With the original engine mounts fitted, the engine was not level.  So using the wood under the sump I raised the inlet side around 15mm to bring the bottom of the engine (sump) horizontal with the ground, when viewed from the front of the car.

Next I replicated the four flat plates.  This time out of 6mm steel instead of the previous 5mm.  For the diagonals I used 5mm thick 45mm box section.  This compares with the 1.5mm tube used previously.

Cutting these box sections to fit was a very difficult task.  Multiple compound angles and all work being undertaken with the engine in situ.  On the exhaust side I was having to work in between the small gaps between the exhaust headers - very difficult indeed.
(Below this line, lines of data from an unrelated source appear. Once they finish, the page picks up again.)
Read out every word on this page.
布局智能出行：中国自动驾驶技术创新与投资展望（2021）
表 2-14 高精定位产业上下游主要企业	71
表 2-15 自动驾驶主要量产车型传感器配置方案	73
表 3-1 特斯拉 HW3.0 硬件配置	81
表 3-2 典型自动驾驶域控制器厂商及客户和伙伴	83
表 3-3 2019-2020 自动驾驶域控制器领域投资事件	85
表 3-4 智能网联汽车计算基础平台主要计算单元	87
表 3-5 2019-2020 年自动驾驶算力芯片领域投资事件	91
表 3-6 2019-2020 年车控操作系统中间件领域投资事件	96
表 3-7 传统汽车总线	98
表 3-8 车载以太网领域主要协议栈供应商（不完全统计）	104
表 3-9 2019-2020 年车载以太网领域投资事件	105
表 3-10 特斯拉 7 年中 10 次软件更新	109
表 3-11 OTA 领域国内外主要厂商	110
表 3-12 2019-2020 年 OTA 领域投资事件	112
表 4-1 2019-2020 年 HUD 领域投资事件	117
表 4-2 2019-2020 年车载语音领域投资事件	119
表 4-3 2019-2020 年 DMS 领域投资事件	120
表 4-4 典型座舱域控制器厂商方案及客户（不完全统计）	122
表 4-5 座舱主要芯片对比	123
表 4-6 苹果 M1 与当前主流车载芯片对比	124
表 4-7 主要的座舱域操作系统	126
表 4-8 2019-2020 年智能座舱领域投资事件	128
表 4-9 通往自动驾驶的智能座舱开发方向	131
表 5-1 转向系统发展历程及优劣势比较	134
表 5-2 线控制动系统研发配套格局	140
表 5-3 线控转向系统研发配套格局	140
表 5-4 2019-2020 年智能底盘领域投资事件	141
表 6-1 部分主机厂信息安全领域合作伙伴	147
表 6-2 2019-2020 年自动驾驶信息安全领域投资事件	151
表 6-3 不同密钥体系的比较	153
In the end I got there.  Had them tack welded by Ashby Welding ready for a trial fit.  They fitted perfectly, with the horizontal plates resting on new rubbers, without any clamping and with absolutely no stress applied to the mounts or rubbers.  Back to the welders to have them fully welded up and here is the end result.  A very nice job done by the welder.

These have been painted up, fitted to the car and bungs inserted into the bolt holes to protect from water ingress.

Another long term to-do list job completed and hopefully another piece of reliability added to the car.


  1. Think you've done a fantastic job on the engine mounts. I too am worried as they seem very flimsy and my engine is not quite in line.
    Would you be able to get anymore made or be willing to share the templates to have another set made please?


  2. Upgraded engine mounts are definitely a good idea on a Tiger. Avoids any reliability issues.

    My engine is not in line with centre line of the car, I think this is quite normal. If I recall correctly, position is dictated by how close the starter motor bulge on the bell-housing can get to the chassis rail.

    Sorry, I made these manually and no easy way to replicate. I think you can buy (from ebay?) the plates that bolt to the engine. The plates that go on the rubber mounts are very straightforward. The time consuming part is getting the lenghs and angles of the tubes. It can also be very car specific, e.g. I've raised my engine to a very few millimietres from underneath the bonnet. Even shaved the oil filler cap handle down! This allows maximum road/sump clearance with the front wishbones properly set up to be parallel with the ground.

    Anyway, thanks for getting in touch and good luck with upgrading your mounts.